Seeing Hamill as Luke Skywalker, however, the showrunners were insistent on bringing him back. And that was easily the lengthiest part of the episode, as there was discussion about pretty much everything. Favreau runs viewers through the options that you have to de-age an actor, and we see what they tried and what they ultimately wound up using. There was discussion about what color his cloak should be (because, though it’d be a surprise to many, it was actually brown rather than black in Return of the Jedi). There’s a lot of discussion about how they brought Hamill back, along with Max Lloyd-Jones, who also played Luke in the finale. The amazing people at ILM took the performance of Hamill and Lloyd-Jones and used their de-aging technology to make it work. As for the voice? Surprisingly, it was totally synthesized! And then, of course, there’s discussion about bringing R2-D2 back as well, which was what particularly got to Jon Favreau.
And that’s the thing that was so evident in this episode: you could see and hear what bringing Mark Hamill back as Luke Skywalker meant to these people. The show stayed away from any sort of sequel-bashing whatsoever, thankfully, and in fact footage from The Last Jedi (and also The Rise of Skywalker) were included, as well as Hamill explaining that this appearance is set after Return of the Jedi but before Luke starts his Jedi Academy.

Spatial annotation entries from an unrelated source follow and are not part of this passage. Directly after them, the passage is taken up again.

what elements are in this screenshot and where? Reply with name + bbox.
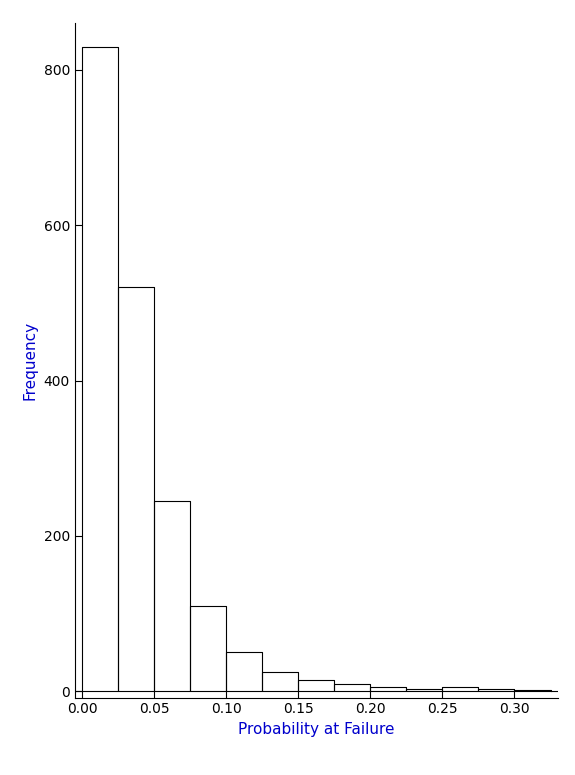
X-axis label: Probability at Failure: Probability at Failure [238, 722, 394, 737]
Y-axis label: Frequency: Frequency [23, 321, 38, 400]
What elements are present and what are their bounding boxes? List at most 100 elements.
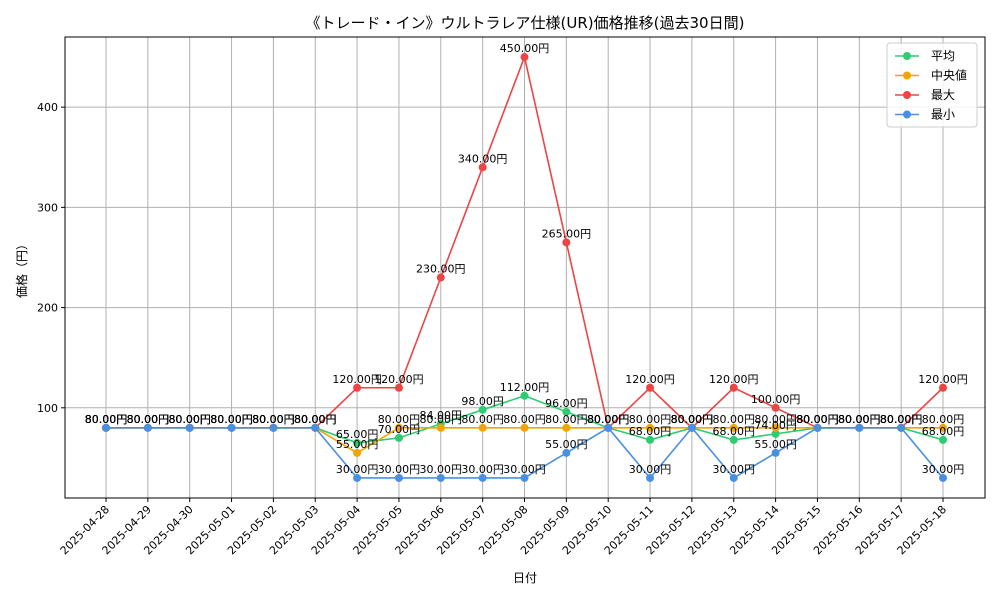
data-label: 340.00円: [458, 152, 508, 165]
data-label: 80.00円: [252, 413, 295, 426]
series-lines: [102, 53, 947, 482]
data-label: 80.00円: [671, 413, 714, 426]
data-label: 80.00円: [127, 413, 170, 426]
data-label: 80.00円: [796, 413, 839, 426]
data-point: [394, 383, 403, 392]
data-label: 80.00円: [796, 413, 839, 426]
data-label: 80.00円: [922, 413, 965, 426]
data-point: [520, 423, 529, 432]
data-label: 55.00円: [336, 438, 379, 451]
data-label: 74.00円: [754, 419, 797, 432]
data-point: [102, 423, 110, 432]
data-label: 80.00円: [587, 413, 630, 426]
data-label: 265.00円: [542, 227, 592, 240]
data-label: 80.00円: [587, 413, 630, 426]
data-label: 68.00円: [713, 425, 756, 438]
data-label: 80.00円: [838, 413, 881, 426]
data-label: 80.00円: [713, 413, 756, 426]
data-label: 70.00円: [378, 423, 421, 436]
legend-marker: [903, 71, 911, 80]
data-label: 230.00円: [416, 263, 466, 276]
data-point: [436, 273, 445, 282]
series-4: [102, 423, 947, 482]
data-label: 80.00円: [420, 413, 463, 426]
legend-box: [886, 42, 978, 128]
data-point: [813, 423, 822, 432]
data-label: 80.00円: [168, 413, 211, 426]
data-label: 55.00円: [754, 438, 797, 451]
data-point: [562, 448, 571, 457]
data-point: [897, 423, 906, 432]
legend-label: 平均: [931, 49, 955, 63]
data-point: [562, 423, 571, 432]
data-point: [311, 423, 320, 432]
data-label: 80.00円: [587, 413, 630, 426]
data-label: 80.00円: [85, 413, 128, 426]
y-axis-title: 価格（円）: [14, 238, 29, 298]
data-label: 68.00円: [922, 425, 965, 438]
chart-title: 《トレード・イン》ウルトラレア仕様(UR)価格推移(過去30日間): [306, 14, 745, 32]
data-point: [604, 423, 613, 432]
data-label: 450.00円: [500, 42, 550, 55]
data-label: 30.00円: [922, 463, 965, 476]
data-point: [771, 403, 780, 412]
data-label: 80.00円: [85, 413, 128, 426]
data-label: 80.00円: [796, 413, 839, 426]
data-label: 80.00円: [671, 413, 714, 426]
data-point: [646, 423, 655, 432]
y-tick-label: 300: [37, 201, 58, 214]
data-label: 80.00円: [127, 413, 170, 426]
data-label: 80.00円: [545, 413, 588, 426]
data-label: 84.00円: [420, 409, 463, 422]
data-label: 80.00円: [127, 413, 170, 426]
data-point: [185, 423, 194, 432]
data-label: 80.00円: [671, 413, 714, 426]
data-label: 80.00円: [671, 413, 714, 426]
data-label: 80.00円: [210, 413, 253, 426]
data-point: [520, 53, 529, 62]
data-label: 30.00円: [461, 463, 504, 476]
data-label: 96.00円: [545, 397, 588, 410]
data-label: 65.00円: [336, 428, 379, 441]
data-point: [520, 391, 529, 400]
data-label: 55.00円: [545, 438, 588, 451]
data-label: 80.00円: [252, 413, 295, 426]
data-point: [729, 473, 738, 482]
data-point: [939, 473, 947, 482]
data-label: 100.00円: [751, 393, 801, 406]
data-point: [729, 435, 738, 444]
data-label: 80.00円: [210, 413, 253, 426]
data-label: 80.00円: [210, 413, 253, 426]
legend-marker: [903, 52, 911, 60]
data-label: 30.00円: [629, 463, 672, 476]
data-label: 80.00円: [754, 413, 797, 426]
data-point: [771, 423, 780, 432]
data-label: 30.00円: [420, 463, 463, 476]
data-label: 80.00円: [587, 413, 630, 426]
data-point: [353, 448, 362, 457]
data-point: [729, 423, 738, 432]
data-point: [478, 473, 487, 482]
data-point: [771, 429, 780, 438]
x-axis-title: 日付: [513, 571, 537, 585]
data-point: [353, 473, 362, 482]
data-label: 120.00円: [332, 373, 382, 386]
data-label: 120.00円: [918, 373, 968, 386]
data-label: 68.00円: [629, 425, 672, 438]
data-point: [562, 407, 571, 416]
data-label: 80.00円: [294, 413, 337, 426]
data-point: [227, 423, 236, 432]
data-label: 98.00円: [461, 395, 504, 408]
y-tick-label: 200: [37, 302, 58, 315]
data-point: [478, 163, 487, 172]
data-label: 80.00円: [252, 413, 295, 426]
data-label: 80.00円: [503, 413, 546, 426]
data-label: 30.00円: [336, 463, 379, 476]
data-label: 80.00円: [796, 413, 839, 426]
data-label: 80.00円: [838, 413, 881, 426]
data-label: 80.00円: [210, 413, 253, 426]
data-label: 80.00円: [168, 413, 211, 426]
grid: [65, 37, 985, 498]
legend-marker: [903, 91, 911, 99]
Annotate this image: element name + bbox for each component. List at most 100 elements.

After all, this is merely a different time period, not a different character. And to bring him back in this setting was truly special.
One other element of this episode was Jon Favreau going on a bit of an extended discussion about the dangers of using this sort of deep-fake technology. I can imagine that it felt a little out of place to some people, but I was really glad it was included. We need to see creatives like Favreau openly and publicly wrestling with the right way to use these things while acknowledging it could be used for sinister purposes. He said that this sort of deep-fake technology, which is readily available to anyone and isn’t just reserved for the most elite filmmakers, is still somewhat discernable, but he said it’ll soon get to where it’s indistinguishable. The same is true for voices. And so this was Favreau giving a plea to other filmmakers, like himself, that they need to be proactive in thinking through ways to strengthen this technology for their purposes while limiting the potential for harm that comes from it (his suggestion is to use something like the chain codes they introduced in The Mandalorian with Boba Fett’s armor to allow you to track the information and source). In an episode like this, I thought that was especially important and am really glad it was included.
Without a doubt, though, the best part of this episode was simply seeing Mark Hamill back as Luke Skywalker. Seeing the joy, seeing him holding Grogu, seeing how they made it happen. We mustn’t take seeing that for granted, and it’s special every time we get a glimpse of it. This episode was all about how they brought Star Wars’ greatest hero to its first-ever live-action series. Seeing it come to life, hearing what it meant to these filmmakers, is something that will resonate deeply with any Star Wars fan.